SOCS3 promotor hypermethylation and STAT3-NF-κB interaction downregulate SOCS3 expression in human coronary artery smooth muscle cells

Dhar K, Rakesh K, Pankajakshan D, Agrawal DK. SOCS3 promotor hypermethylation and STAT3-NF-kappa B interaction down-regulate SOCS3 expression in human coronary artery smooth muscle cells. Am J Physiol Heart Circ Physiol 304: H776-H785, 2013. First published January 18, 2013; doi:10.1152/ajpheart.00570.2012.-Suppressor of cytokine signaling-3 (SOCS3) is an intracellular negative regulator of cytokine signaling pathway. We recently found significant reduction in SOCS3 expression in coronary artery smooth muscle cells (CASMCs) of atherosclerotic swine and also in vitro cultured cells.
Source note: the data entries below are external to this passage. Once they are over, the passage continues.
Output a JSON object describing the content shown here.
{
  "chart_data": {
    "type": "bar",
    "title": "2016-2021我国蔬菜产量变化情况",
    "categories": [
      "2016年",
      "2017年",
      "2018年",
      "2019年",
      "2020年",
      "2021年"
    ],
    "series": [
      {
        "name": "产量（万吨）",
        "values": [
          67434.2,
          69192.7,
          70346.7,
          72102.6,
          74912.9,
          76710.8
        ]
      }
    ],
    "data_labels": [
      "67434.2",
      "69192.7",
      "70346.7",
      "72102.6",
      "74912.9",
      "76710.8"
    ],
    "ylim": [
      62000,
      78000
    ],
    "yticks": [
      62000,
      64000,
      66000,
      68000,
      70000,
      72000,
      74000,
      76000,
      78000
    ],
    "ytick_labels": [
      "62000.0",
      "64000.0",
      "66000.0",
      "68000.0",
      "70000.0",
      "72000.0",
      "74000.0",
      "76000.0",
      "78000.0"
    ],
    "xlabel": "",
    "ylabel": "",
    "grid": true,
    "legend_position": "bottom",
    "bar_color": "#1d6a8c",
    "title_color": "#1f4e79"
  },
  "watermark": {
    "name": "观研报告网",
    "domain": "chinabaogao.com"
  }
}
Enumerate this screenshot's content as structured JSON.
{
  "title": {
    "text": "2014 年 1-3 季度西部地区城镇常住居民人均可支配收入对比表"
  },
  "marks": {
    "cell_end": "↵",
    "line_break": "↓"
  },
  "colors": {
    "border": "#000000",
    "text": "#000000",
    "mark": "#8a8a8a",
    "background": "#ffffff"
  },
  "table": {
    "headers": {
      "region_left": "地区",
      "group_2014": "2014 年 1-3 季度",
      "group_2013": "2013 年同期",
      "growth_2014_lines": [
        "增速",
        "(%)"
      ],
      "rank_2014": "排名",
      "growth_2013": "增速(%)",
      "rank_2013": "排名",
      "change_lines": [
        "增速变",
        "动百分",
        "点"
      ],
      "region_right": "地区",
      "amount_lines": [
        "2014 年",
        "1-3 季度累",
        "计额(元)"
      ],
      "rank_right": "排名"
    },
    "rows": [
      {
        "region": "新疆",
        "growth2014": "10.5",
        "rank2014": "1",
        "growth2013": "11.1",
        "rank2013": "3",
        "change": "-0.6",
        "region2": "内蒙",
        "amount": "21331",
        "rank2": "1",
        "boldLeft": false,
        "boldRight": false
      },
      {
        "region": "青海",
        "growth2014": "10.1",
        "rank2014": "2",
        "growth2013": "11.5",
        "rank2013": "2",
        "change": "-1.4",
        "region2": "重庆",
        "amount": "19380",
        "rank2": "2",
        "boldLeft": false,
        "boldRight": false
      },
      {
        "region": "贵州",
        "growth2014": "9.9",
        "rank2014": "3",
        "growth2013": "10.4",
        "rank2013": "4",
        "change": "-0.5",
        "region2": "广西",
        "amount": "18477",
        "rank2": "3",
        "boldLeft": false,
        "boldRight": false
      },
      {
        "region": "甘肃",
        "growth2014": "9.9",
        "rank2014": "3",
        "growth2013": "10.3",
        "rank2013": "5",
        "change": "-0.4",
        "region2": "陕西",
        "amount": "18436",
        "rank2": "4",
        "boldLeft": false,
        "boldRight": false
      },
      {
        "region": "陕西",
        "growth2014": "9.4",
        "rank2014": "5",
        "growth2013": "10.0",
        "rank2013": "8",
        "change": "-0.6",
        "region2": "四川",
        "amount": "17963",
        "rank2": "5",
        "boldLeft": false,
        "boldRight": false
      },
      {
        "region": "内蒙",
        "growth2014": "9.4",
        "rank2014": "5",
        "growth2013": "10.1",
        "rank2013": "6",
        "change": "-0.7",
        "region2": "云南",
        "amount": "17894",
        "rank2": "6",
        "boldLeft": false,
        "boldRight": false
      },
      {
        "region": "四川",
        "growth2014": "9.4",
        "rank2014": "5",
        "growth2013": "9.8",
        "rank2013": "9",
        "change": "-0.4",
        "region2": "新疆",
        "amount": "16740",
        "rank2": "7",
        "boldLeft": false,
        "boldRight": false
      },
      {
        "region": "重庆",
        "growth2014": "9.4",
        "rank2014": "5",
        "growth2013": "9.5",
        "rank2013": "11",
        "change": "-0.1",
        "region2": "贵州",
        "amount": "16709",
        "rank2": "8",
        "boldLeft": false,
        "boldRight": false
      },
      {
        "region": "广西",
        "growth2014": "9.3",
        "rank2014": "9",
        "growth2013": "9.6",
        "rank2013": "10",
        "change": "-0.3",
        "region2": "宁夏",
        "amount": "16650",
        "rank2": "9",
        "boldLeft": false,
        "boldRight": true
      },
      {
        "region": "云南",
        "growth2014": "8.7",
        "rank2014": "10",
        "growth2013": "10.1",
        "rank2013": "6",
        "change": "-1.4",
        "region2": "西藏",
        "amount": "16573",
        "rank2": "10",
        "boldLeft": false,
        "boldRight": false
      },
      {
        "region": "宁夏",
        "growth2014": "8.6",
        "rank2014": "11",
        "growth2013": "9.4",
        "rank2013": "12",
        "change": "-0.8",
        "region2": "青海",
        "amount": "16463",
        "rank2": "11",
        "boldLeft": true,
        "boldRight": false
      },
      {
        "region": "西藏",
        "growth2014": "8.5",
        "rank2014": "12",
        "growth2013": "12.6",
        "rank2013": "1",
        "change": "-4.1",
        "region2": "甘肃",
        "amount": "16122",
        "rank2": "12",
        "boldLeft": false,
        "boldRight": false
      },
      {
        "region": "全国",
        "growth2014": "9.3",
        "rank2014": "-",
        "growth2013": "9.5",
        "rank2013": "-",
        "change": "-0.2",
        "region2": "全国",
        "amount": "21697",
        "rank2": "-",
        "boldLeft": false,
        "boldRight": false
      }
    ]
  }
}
Here, we investigated the underlying mechanisms of SOCS3 downregulation by IGF-1 and TNF-alpha in human CASMCs(hCASMCs). We propose that hypermethylation of CpG islands in the SOCS3 promoter is responsible for decrease in SOCS3 expression involving STAT3 and NF kappa B-p65 interaction. Western blot and qPCR data revealed significant upregulation of SOCS3 (6- to 10-fold) in hCASMC when treated individually with TNF-alpha (100 ng/ml) or IGF-1 (100 ng/ml). However, a significant decrease (5-fold) was observed by the combined treatment with TNF-alpha and IGF-1 compared with individual stimulation. IGF-1 phosphorylated STAT3 and TNF-alpha-activated NF-kappa B in hCASMCs. In the nuclear extract of hCASMCs stimulated with both TNF-alpha and IGF-1, there was an interaction between NF-kappa B-p65 and pSTAT3, as determined by co-immunoprecipitation. Knockdown of STAT3 by small interfering RNA abolished SOCS3 expression in response to IGF-1. Methylation-specific PCR confirmed hypermethylation of SOCS3 promoter in hCASMCs stimulated with both TNF-alpha and IGF-1, and this was positively associated with elevated levels of DNA methyltransferase-I (9- to 10-fold). Knockdown of DNMT1 increased SOCS3 expression in IGF-1 + TNF-alpha-stimulated cells. Downregulation of SOCS3 in the presence of both TNF-alpha and IGF-1 in hCASMCs is due to SOCS3 promoter hypermethylation involving STAT3-NF kappa Bp65 interaction. Because TNF-alpha and IGF-1 are released due to mechanical injury during coronary intervention, hypermethylation of SOCS3 gene could be an underlying mechanism of intimal hyperplasia and restenosis.